А. Н. Назаров, в своей книге на английском языке «Толстой, этот непостоянный гений» (Нью-Йорк, 1929 г.) приводит характерную фразу Толстого: «Чудеса? Воскресение из мертвых? Ах, не понимаете вы разве, что все это выдумка современников и, особенно, этой... Магдалины?» («Мы затрудняемся воспроизвести кощунственные слова Толстого» — прибавляет проф. И. М. Концевич, по чрезвычайно ценной книге которого мы цитируем указанную фразу. См. И. М. Концевич — «Истоки душевной катастрофы Л. Н. Толстого», Мюнхен, 1960 г.).

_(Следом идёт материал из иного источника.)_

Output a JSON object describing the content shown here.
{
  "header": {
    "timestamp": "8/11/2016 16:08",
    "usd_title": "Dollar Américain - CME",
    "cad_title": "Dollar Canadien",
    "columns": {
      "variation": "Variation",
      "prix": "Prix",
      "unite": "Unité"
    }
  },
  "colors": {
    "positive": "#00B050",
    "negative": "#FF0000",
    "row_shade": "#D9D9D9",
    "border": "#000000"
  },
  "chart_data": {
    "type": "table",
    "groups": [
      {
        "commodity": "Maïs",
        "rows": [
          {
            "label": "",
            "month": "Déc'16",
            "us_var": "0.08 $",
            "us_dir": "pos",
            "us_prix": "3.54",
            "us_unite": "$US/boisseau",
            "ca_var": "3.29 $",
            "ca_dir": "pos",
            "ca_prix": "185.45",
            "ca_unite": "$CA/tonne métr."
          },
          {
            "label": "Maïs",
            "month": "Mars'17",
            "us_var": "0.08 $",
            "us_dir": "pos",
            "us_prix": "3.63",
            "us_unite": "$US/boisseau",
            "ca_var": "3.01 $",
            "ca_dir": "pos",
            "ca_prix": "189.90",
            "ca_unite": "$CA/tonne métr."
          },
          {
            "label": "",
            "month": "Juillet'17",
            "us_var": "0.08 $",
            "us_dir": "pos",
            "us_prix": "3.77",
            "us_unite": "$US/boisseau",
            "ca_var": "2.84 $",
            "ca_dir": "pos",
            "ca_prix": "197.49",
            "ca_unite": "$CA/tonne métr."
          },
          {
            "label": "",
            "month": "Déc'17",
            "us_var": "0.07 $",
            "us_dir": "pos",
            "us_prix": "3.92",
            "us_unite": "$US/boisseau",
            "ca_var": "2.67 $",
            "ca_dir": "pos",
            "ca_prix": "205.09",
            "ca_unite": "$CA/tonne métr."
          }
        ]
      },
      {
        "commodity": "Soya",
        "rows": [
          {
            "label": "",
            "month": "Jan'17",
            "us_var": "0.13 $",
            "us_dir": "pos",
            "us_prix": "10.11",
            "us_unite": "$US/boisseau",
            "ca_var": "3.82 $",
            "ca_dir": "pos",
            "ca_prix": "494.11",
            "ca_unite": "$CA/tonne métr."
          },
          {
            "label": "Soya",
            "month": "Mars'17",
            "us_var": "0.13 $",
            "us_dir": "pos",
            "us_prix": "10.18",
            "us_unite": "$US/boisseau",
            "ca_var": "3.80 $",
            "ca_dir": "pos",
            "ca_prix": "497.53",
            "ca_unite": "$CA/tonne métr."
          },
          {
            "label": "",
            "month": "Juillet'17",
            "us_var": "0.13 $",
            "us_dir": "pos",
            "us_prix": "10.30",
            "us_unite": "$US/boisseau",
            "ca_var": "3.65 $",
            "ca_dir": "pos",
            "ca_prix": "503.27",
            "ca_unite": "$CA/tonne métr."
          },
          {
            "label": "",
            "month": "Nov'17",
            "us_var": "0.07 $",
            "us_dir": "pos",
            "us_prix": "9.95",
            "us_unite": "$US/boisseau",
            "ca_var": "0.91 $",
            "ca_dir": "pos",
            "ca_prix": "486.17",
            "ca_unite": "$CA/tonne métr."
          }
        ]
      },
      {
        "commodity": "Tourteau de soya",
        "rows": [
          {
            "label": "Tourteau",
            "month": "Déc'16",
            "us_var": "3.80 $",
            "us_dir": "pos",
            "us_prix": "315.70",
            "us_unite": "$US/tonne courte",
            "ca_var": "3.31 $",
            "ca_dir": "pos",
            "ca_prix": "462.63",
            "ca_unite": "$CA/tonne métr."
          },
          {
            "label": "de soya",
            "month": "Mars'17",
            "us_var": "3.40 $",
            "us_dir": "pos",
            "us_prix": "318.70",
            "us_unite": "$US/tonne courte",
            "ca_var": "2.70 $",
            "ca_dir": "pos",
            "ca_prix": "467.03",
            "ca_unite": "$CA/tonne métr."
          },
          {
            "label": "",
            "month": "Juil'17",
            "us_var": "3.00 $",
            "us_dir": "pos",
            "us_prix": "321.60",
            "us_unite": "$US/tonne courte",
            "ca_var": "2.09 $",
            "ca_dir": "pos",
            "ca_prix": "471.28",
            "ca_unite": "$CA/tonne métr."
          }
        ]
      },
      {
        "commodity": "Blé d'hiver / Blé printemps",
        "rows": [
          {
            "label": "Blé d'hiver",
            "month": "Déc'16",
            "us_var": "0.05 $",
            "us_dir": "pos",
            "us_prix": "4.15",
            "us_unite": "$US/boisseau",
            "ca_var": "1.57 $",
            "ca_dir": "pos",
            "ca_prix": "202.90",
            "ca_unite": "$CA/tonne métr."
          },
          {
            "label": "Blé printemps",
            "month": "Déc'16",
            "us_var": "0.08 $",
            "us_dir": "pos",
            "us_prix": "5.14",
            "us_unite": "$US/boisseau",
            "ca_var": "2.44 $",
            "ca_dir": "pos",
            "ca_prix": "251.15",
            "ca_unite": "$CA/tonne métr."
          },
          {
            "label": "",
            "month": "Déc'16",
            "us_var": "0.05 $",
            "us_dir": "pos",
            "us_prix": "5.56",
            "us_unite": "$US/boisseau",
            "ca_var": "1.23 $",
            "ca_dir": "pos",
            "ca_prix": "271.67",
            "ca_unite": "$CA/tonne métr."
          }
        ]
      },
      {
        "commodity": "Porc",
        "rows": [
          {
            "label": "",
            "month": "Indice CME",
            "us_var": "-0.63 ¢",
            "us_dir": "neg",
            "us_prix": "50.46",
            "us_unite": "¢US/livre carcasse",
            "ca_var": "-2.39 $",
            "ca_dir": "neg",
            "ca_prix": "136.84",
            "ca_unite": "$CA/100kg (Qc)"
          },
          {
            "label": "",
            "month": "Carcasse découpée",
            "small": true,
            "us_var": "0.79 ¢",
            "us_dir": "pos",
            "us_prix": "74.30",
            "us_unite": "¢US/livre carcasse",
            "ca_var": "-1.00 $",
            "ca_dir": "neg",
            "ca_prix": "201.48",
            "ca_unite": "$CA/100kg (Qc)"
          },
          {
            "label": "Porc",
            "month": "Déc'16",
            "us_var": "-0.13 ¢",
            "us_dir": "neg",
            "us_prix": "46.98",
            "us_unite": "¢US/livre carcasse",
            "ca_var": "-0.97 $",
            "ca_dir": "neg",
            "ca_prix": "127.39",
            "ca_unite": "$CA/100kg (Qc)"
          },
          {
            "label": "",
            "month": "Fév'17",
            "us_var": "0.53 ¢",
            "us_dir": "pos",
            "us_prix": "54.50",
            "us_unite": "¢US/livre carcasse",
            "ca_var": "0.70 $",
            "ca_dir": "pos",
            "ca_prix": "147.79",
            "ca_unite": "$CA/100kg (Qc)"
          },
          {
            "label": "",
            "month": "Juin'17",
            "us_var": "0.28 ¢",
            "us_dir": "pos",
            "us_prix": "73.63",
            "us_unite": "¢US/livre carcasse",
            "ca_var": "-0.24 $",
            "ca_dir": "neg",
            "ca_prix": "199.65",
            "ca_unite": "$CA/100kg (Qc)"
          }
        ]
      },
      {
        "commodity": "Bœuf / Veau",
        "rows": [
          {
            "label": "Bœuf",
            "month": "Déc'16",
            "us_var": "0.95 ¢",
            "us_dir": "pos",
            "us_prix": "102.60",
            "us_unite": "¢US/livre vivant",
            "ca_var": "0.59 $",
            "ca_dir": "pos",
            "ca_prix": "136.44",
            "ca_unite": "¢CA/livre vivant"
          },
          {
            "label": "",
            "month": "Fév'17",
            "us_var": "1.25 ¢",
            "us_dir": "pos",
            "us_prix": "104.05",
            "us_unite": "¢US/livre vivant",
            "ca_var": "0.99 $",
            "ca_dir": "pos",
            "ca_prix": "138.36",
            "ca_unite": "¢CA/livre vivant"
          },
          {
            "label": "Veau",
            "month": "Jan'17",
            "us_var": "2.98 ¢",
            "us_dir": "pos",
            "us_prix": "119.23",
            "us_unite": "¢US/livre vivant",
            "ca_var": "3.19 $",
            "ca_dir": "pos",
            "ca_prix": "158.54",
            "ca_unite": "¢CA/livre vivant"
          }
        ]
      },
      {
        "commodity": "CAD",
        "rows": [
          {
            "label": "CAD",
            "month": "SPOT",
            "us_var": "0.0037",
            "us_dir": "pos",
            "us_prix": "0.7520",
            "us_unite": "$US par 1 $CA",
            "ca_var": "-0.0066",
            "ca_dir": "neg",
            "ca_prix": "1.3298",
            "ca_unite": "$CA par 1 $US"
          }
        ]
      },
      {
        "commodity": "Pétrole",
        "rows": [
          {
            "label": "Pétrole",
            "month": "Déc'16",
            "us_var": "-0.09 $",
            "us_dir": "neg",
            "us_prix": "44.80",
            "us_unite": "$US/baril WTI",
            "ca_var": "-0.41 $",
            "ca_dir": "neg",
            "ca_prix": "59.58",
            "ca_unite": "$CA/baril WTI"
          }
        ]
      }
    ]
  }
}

Мать-Церковь Православная со слезами гнева любви отлучила великого богохульника Толстого в 1901 г. за кощунственные 39 и 40 главы «Воскресенья», а так же и за другие его циничные кощунства Церковь не могла не отлучить того, кто себя сам, отлучил от своей Матери-Церкви и хамски поглумился над Ней. Конкурировать в этих кощунственных глумлениях с Толстым может только Ленин. И, тем не менее, когда Толстой смертельно заболел и умирающий лежал на станции Астапово, Мать-Церковь, в лице своего первоиерарха, митрополита Антония (Вадковского), и святых Оптинских старцев, Сама пришла к одру умирающего великого еретика и с великой скорбью ждала одного только слова «каюсь», чтобы простить все и принять его в свое любвеобильное лоно. Митрополит Антоний прислал в Астапово телеграмму (№ 170 из Петербурга, 4 ноября 1910 г. 11.40 утра): «С самого первого момента Вашего разрыва с Церковью я непрестанно молился и молюсь, чтобы Господь возвратил Вас к Церкви. Б. м. Он скоро позовет Вас на Суд Свой, и я Вас больного теперь умоляю, примиритесь с Церковью и православным русским народом. Благослови и храни Вас Господь. Митрополит Антоний».

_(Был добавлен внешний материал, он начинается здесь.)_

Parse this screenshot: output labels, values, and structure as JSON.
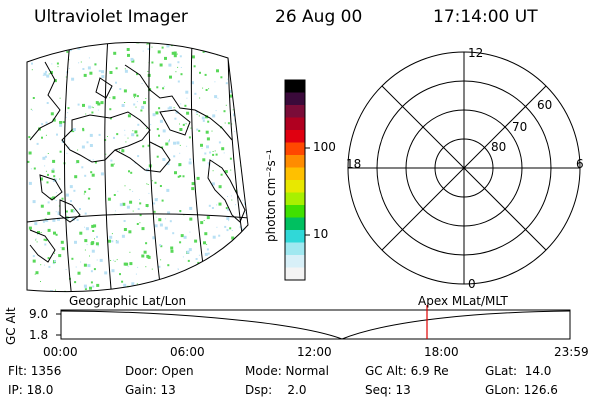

Эта телеграмма, по распоряжению Александры Львовны, Толстому не была передана. На запрос Оптинского старца о. Иосифа о возможности приезда, по распоряжению Александры Львовны было отвечено: «Семья просит не приезжать. Видеть невозможно». Приехавшие из Оптиной старец Варсонофий и иеромонах Пантелеймон (врач) — к Толстому допущены не были.

7 ноября, 7.10 утра игумен старец Варсонофий телеграфировал епископу Вениамину Калужскому: «Гр. Толстой скончался сегодня 7 ноября в 6 час. утра... Умер без покаяния. Меня не пригласили».

В другой телеграмме игумен Варсонофий сообщал: «Согласно воле графа, тело его будет перевезено завтра в Ясную Поляну и погребено без церковных обрядов в саду».

Когда старца Варсонофия окружили корреспонденты и просили: «Ваше интервью, батюшка?» — старец ответил им: «Вот мое интервью, так и напишите: «Хотя он и Лев, но не мог разорвать кольца той цепи, которою сковал его сатана».

Мало кому известно, что первым актом так называемой «Живой Церкви» в Советской России, под председательством архиепископа Евдокима, — было присоединение Толстого к «Церкви».

Между прочим, в квартире начальника станции Астапово, И. И. Озолина, где умирал Толстой, не было икон, так как Озолин был лютеранин.

Только одна Софья Андреевна, жена Толстого, крестила его и страдала от невозможности служения панихид.

О тяжелых переживаниях сестры Толстого, матушки Марии, монахини Шамординского монастыря, пишет в своих воспоминаниях сын Толстого Илья Львович.

«Очень, тяжёлое испытание перенесла тетя Маша, когда старец Иосиф, у которого она была на послушании, запретил ей молиться об умершем брате, отлученном от Церкви... Неизвестно, чем бы кончился у нее этот душевный конфликт, если бы ее духовник, старец Иосиф, очевидно понявший ее нравственную пытку, не разрешил ей молиться о брате, но не иначе, как келейно, в одиночестве, для того, чтобы не вводить в соблазн других».

Вопрос о молитвах за еретиков, за отлученных, за самоубийц, — вопрос трудный, особенно когда его поднимают близкие родные. Оптинский старец Леонид (умерший в 1841 году) дал такое наставление своему ученику, обратившемуся к нему за утешением по случаю смерти его отца, последовавшей от самоубийства: «Молись преблагому Создателю, исполняя долг любви и обязанности сыновней».

— Но каким образом молиться за таковых? — спросил послушник.

— По духу добродетельных и мудрых так: «Взыщи, Господи, погибшую душу отца моего, и, аще возможно есть, помилуй! Неизследимы судьбы Твои. Не постави мне в грех сей молитвы. Но да будет святая воля Твоя».

Очевидно такой же, или подобной ей, молитвой, конечно только келейной, и разрешил молиться сестре Толстого, о «погибшей душе» ее брата, старец оптинский иеромонах Иосиф.